G22 — CLI consolidation & interface-contract enforcement¶

Type: Refactor / UX plan. Implements ADR-037. Tracked by usecase-registry.yaml entry UC-WF-cli-contract (gap G22). Effort: L (touches every cli_*.py, service.py, mcp_server.py, cli_options.py, plus a new CI gate) · Risk: medium — behaviour-preserving for the common path, but folds commands and moves settings to config. Builds on: G21 (depth dial, one-shot deep-compare), ADR-035 (typed requests, .abicheck.yml), ADR-036 (report view-model).

Problem¶

The CLI exposes the internal pipeline (~394 options / 31 commands). Five verdict-emitting commands differ only by operand yet re-declare option families inline; compare-release bypasses service.run_compare and classifies with a different scope_public default; the evidence dial has three vocabularies; exit-code meaning is inferred from flag presence. See ADR-037 §Context for the full audit.

Goal & acceptance criteria¶

Every verdict-emitting front-end command routes through a service.run_* verb. AC: new cli-contract CI check (ADR-037 D10.1) passes; no cli*.py calls checker.compare/diff_* orchestration directly (type imports for annotations/rendering remain legal).
Shared option families exist once as decorators. AC: D10.2 coverage check passes; INTENTIONAL_SUBSET allowlist holds every deliberate exception with a reason.
One depth vocabulary. AC: --collect-mode/--mode/--source-method resolve as deprecated aliases of --depth; --help shows one dial; graph is no longer a user-facing depth (D6).
compare-release and deep-compare are deprecated aliases; compare accepts dir/package inputs and --max. AC: existing compare-release/deep-compare tests pass against the alias; new tests cover compare <dir> <dir>.
--header-backend → --ast-frontend (header AST + source-ABI), old name aliased. AC: alias test; --ast-frontend android without --sources errors.
Per-category severity, FP-tuning, suppression hygiene, and precise S-axis move to .abicheck.yml; CLI keeps the coarse overrides only. AC: config round-trips; CLI flag override beats config; per-command flag count under budget (D10.5).
One explicit exit-code scheme (--exit-code-scheme, default auto). AC: passing --severity-* no longer silently changes the scheme.
Validation is fail-fast and lives in Tier 2. AC: identical error text from CLI and MCP for the same bad request.
MCP params and CLI flags share one name map. AC: D10.3 completeness test.

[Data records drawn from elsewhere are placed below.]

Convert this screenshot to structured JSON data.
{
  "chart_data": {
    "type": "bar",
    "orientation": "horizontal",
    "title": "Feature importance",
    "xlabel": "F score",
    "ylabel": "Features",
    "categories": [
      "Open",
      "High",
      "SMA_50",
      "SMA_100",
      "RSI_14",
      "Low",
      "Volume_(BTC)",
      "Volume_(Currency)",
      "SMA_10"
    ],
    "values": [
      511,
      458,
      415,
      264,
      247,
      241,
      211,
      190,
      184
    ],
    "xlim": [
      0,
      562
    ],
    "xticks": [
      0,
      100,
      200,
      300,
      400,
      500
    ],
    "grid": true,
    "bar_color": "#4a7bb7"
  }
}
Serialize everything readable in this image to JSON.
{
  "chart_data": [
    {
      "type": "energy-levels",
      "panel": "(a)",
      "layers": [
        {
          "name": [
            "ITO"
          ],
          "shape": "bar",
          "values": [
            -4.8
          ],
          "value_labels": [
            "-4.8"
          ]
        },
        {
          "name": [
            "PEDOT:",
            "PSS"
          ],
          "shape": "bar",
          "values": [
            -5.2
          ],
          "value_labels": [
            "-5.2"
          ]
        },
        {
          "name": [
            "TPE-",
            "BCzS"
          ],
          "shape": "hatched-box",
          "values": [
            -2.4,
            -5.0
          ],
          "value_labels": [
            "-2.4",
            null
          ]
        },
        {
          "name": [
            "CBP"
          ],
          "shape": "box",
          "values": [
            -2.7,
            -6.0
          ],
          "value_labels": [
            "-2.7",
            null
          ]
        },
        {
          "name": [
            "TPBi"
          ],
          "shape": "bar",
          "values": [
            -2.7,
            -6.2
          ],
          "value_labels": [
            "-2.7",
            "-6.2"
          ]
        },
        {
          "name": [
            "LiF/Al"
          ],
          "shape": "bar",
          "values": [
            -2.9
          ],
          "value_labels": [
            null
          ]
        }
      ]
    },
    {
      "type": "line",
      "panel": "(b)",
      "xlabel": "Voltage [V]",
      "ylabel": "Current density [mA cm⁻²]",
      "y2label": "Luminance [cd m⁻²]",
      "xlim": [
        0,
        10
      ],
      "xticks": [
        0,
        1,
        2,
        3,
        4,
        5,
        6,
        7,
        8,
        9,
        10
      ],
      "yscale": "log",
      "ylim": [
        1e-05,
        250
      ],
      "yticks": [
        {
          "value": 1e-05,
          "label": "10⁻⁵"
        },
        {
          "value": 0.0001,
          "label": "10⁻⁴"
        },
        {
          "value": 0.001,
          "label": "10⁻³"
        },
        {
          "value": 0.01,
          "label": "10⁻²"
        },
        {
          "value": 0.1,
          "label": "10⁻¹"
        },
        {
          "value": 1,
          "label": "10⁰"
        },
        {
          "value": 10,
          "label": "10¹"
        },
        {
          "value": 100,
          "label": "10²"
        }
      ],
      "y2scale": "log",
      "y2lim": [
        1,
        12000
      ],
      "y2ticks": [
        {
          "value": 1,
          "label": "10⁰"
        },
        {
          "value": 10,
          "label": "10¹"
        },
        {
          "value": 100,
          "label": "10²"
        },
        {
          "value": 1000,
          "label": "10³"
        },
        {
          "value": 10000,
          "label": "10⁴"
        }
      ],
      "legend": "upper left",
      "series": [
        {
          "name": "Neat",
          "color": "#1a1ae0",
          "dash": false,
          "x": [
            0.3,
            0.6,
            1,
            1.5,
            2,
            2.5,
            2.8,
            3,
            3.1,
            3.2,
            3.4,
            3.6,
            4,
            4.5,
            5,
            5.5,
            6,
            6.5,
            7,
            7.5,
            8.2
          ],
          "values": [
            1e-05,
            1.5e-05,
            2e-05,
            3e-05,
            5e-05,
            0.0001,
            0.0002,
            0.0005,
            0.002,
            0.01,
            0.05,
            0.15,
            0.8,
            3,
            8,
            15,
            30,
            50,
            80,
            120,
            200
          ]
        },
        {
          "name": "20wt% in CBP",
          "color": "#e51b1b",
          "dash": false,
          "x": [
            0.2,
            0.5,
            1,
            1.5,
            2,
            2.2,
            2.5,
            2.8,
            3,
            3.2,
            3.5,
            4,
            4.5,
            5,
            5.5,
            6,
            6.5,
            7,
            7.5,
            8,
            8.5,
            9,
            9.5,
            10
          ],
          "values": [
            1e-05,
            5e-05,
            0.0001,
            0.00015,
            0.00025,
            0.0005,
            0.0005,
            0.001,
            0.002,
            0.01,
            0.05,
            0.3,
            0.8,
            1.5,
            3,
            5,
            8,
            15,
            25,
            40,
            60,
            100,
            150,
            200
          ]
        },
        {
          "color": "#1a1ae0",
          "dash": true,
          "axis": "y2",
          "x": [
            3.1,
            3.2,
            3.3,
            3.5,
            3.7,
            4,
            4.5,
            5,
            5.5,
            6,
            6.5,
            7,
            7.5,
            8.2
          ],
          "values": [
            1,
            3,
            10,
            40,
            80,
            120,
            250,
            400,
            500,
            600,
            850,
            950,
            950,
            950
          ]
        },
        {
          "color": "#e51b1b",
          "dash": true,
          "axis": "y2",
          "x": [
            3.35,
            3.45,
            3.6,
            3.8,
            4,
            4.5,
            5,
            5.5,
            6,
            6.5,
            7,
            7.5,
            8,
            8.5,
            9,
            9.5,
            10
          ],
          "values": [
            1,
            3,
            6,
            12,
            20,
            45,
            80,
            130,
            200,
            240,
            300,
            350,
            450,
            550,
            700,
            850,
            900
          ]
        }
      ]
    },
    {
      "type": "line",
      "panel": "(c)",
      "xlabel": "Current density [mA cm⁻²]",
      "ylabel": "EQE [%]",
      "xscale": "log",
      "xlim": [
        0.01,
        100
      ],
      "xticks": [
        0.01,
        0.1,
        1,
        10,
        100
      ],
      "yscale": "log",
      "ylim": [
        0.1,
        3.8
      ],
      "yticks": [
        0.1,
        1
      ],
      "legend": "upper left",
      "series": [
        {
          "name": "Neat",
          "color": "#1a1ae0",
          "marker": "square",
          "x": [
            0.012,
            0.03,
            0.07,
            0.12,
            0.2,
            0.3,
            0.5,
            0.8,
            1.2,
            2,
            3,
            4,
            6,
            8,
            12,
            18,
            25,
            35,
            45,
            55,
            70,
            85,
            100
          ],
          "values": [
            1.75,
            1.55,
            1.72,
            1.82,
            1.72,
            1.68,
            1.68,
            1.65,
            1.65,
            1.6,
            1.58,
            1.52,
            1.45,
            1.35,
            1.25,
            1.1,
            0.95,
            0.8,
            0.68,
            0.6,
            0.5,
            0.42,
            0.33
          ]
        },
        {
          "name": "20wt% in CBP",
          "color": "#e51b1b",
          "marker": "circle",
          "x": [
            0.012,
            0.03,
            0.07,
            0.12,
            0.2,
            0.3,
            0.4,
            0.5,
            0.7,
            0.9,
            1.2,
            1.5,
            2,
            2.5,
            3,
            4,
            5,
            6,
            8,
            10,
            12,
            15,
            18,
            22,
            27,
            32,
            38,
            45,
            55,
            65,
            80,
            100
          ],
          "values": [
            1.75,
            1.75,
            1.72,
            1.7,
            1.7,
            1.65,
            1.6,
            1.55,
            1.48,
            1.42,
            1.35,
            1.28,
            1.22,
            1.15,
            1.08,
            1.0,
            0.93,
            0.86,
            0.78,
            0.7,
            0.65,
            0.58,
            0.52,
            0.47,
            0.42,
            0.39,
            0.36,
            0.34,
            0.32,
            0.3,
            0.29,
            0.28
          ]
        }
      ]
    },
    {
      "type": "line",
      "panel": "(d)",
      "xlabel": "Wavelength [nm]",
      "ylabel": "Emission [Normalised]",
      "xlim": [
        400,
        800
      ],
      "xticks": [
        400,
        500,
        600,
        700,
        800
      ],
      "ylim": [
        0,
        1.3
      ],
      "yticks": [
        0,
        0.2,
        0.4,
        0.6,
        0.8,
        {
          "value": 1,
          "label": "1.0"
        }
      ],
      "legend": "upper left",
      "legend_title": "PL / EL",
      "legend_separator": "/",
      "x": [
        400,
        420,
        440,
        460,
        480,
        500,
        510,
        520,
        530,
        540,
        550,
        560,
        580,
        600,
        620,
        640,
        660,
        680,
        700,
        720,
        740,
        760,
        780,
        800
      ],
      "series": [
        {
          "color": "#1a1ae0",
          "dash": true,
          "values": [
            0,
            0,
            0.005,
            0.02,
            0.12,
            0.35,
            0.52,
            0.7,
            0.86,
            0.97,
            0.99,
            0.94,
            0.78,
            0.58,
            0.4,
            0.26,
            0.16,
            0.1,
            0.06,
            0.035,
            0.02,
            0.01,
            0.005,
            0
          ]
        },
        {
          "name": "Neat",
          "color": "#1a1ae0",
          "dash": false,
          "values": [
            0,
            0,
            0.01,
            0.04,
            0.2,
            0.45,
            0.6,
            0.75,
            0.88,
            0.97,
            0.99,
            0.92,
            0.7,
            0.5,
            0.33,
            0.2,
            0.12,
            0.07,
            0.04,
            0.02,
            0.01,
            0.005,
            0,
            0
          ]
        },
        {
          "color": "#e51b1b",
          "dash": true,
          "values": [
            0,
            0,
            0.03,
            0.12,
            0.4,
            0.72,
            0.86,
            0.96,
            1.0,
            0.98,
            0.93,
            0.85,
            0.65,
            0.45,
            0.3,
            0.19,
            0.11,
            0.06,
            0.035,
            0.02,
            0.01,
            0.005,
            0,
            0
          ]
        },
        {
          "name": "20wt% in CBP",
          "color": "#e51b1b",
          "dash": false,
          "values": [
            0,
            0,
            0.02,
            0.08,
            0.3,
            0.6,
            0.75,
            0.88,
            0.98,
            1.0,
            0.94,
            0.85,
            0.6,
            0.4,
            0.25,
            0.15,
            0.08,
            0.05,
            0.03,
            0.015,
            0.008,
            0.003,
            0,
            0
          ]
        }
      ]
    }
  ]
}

Non-goals: changing detection/classification logic; the ABICC compat dialect (it intentionally mirrors abi-compliance-checker spelling — it routes through Tier 2 but keeps its own flags).

Files & surfaces¶

What each module gains/loses. "T2" = Tier 2 (service), "FE" = front-end.

Module	Change	Phase
`abicheck/api_types.py` (new)	`InputSpec`, `CompareRequest` (+`validate()`), `OutputSpec`, re-export `AnalysisDepth`	1
`abicheck/service.py` (T2)	`run_compare(req: CompareRequest)`; old-kwargs shim; `resolve_input` already exists	1
`abicheck/cli_options.py`	the 7 decorators (D3); `INTENTIONAL_SUBSET`, `DEPRECATED_FLAGS`, `MCP_CLI_NAME_MAP` tables	2,3,6,7
`abicheck/cli.py` (FE)	`compare` recomposed onto decorators; input-type dispatch; `--exit-code-scheme`	2,4,5
`abicheck/cli_compare_release.py` (FE)	`_run_compare_pair` → `service.run_compare`; command → deprecated alias	1,4
`abicheck/cli_max.py` (FE)	`deep-compare` → deprecated alias of `compare --max`	4
`abicheck/cli_appcompat.py` (FE)	route through `service.run_compare`; adopt shared decorators	1,2
`abicheck/cli_scan.py` (FE)	`--mode`/`--source-method` → aliases of `--depth`	3
`abicheck/mcp_server.py` (FE)	params aligned to `MCP_CLI_NAME_MAP`; build `CompareRequest`	6
`abicheck/dumper.py` / dump cmd	`--header-backend` → `--ast-frontend`; `@evidence_options`	6,3
`abicheck/buildsource/inline.py` (`load_build_config`/`BuildConfig`)	new `.abicheck.yml` blocks: `severity`, `scope`, `suppression`, `source`, `exit_code_scheme`, `version` — wired into `policy_file.py`/`severity.py`/`suppression.py` loaders	5,7
`scripts/check_ai_readiness.py`	`cli-contract` check (D10.1–5)	1,2,5
`tests/test_cli_contract.py` (new)	the gate's unit-test mirror + option-count snapshot	1,2,5

Phases¶

Each phase = one PR. Sub-structure: Work · Tests · Risk & rollback · Done-when.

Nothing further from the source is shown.